I am reviewing some EM theory for my final exams: Fresnel formulas for reflection and transmission off interface.
If the interface is between air and a pure, perfect metal, perfect reflection of all the incident energy will take place.

In simulations, when you use your NEC program, do you assume the antennas are made of perfect conductors? If so, only a surface current is generated on the metal surface....
But it takes energy to set that surface charge in motion. How can all the energy then be reflected? Some of the incident energy should be used up for the surface current generation...

In real life applications, antennas can surely accept, receive plenty of energy from an incident EM field. Of course, real antennas have a finite conductivity (not infinite)....but, again, the higher the conductivity, the lower the Ohmic losses, but all the lower the energy captured by the antenna if the metal reflects so well...

thanks,
tensor20

[Schubert]

Your thinking is a little off.

"But it takes energy to set that surface charge in motion. How can all the energy then be reflected? Some of the incident energy should be used up for the surface current generation... "

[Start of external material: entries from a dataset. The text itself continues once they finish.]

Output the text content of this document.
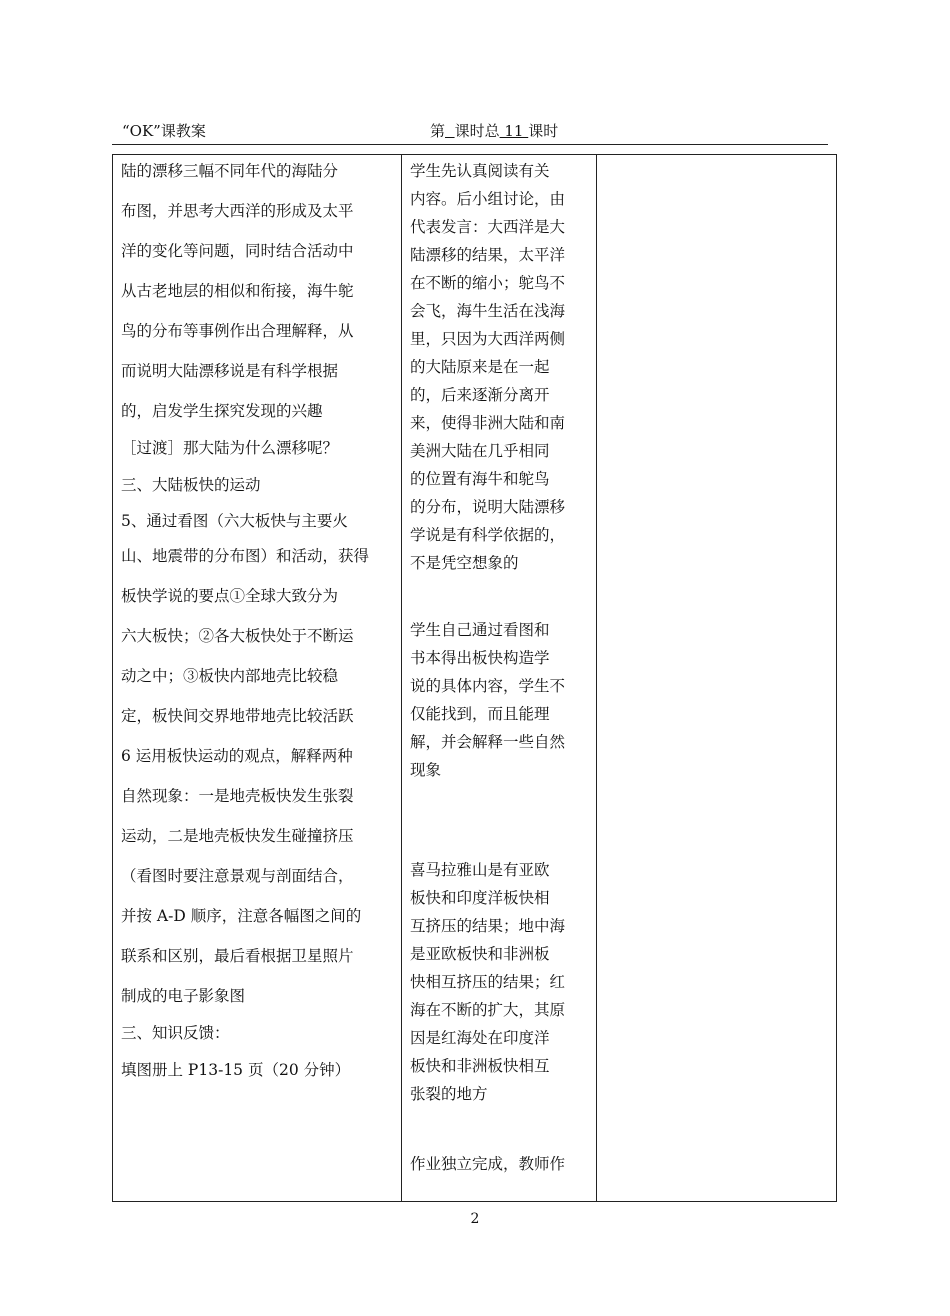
“OK”课教案	第 课时总 11 课时
陆的漂移三幅不同年代的海陆分
布图，并思考大西洋的形成及太平
洋的变化等问题，同时结合活动中
从古老地层的相似和衔接，海牛鸵
鸟的分布等事例作出合理解释，从
而说明大陆漂移说是有科学根据
的，启发学生探究发现的兴趣
［过渡］那大陆为什么漂移呢？
三、大陆板快的运动
5、通过看图（六大板快与主要火
山、地震带的分布图）和活动，获得
板快学说的要点①全球大致分为
六大板快；②各大板快处于不断运
动之中；③板快内部地壳比较稳
定，板快间交界地带地壳比较活跃
6 运用板快运动的观点，解释两种
自然现象：一是地壳板快发生张裂
运动，二是地壳板快发生碰撞挤压
（看图时要注意景观与剖面结合，
并按 A-D 顺序，注意各幅图之间的
联系和区别，最后看根据卫星照片
制成的电子影象图
三、知识反馈：
填图册上 P13-15 页（20 分钟）
学生先认真阅读有关
内容。后小组讨论，由
代表发言：大西洋是大
陆漂移的结果，太平洋
在不断的缩小；鸵鸟不
会飞，海牛生活在浅海
里，只因为大西洋两侧
的大陆原来是在一起
的，后来逐渐分离开
来，使得非洲大陆和南
美洲大陆在几乎相同
的位置有海牛和鸵鸟
的分布，说明大陆漂移
学说是有科学依据的，
不是凭空想象的
学生自己通过看图和
书本得出板快构造学
说的具体内容，学生不
仅能找到，而且能理
解，并会解释一些自然
现象
喜马拉雅山是有亚欧
板快和印度洋板快相
互挤压的结果；地中海
是亚欧板快和非洲板
快相互挤压的结果；红
海在不断的扩大，其原
因是红海处在印度洋
板快和非洲板快相互
张裂的地方
作业独立完成，教师作
2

The energy is simply transferred. The energy exists in the electromagnetic wave that is incident on the surface. This energy induces a surface current on the metal, which then induces the reflected wave. How much energy does it take to create the current on a perfect conductor? You may notice power loss is I^2*R...R=0 so nothing is lost there. It just transfers the energy to the reflected wave.

When you have an antenna, it is different. The antenna has a radio connected to it. This radio will have an impedance (typically 50 Ohms). In this situation, when the wave hits the antenna, it induces a current on the antenna. However in this case we have current flow which will travel to the radio (which is why antenna's impedance is matched to the radio). Then we don't have reflection of the current to a reflected wave, but the incident wave is transferred to a traveling current to the antenna terminals.

If you disconnect the radio then, so the antenna is open-circuited, the current has nowhere to flow and all the power will be reflected back.

[tensor20]

I see, thanks Schubert!

I read a book chapter on Fresnel formulas, with reflectivity and transmissivity, and the interface air-perfect metal is discussed.
An incident field gets completely reflected. That is where I got my information...

But as you explain, the antenna is a different story...The impedance matching allows for the current to flow down to the load.
However, that does not mean that the incident field is able to penetrate the perfect metal antenna.
Energy simply flows along the antenna to the load, guided by the surface current....

thanks
tensor20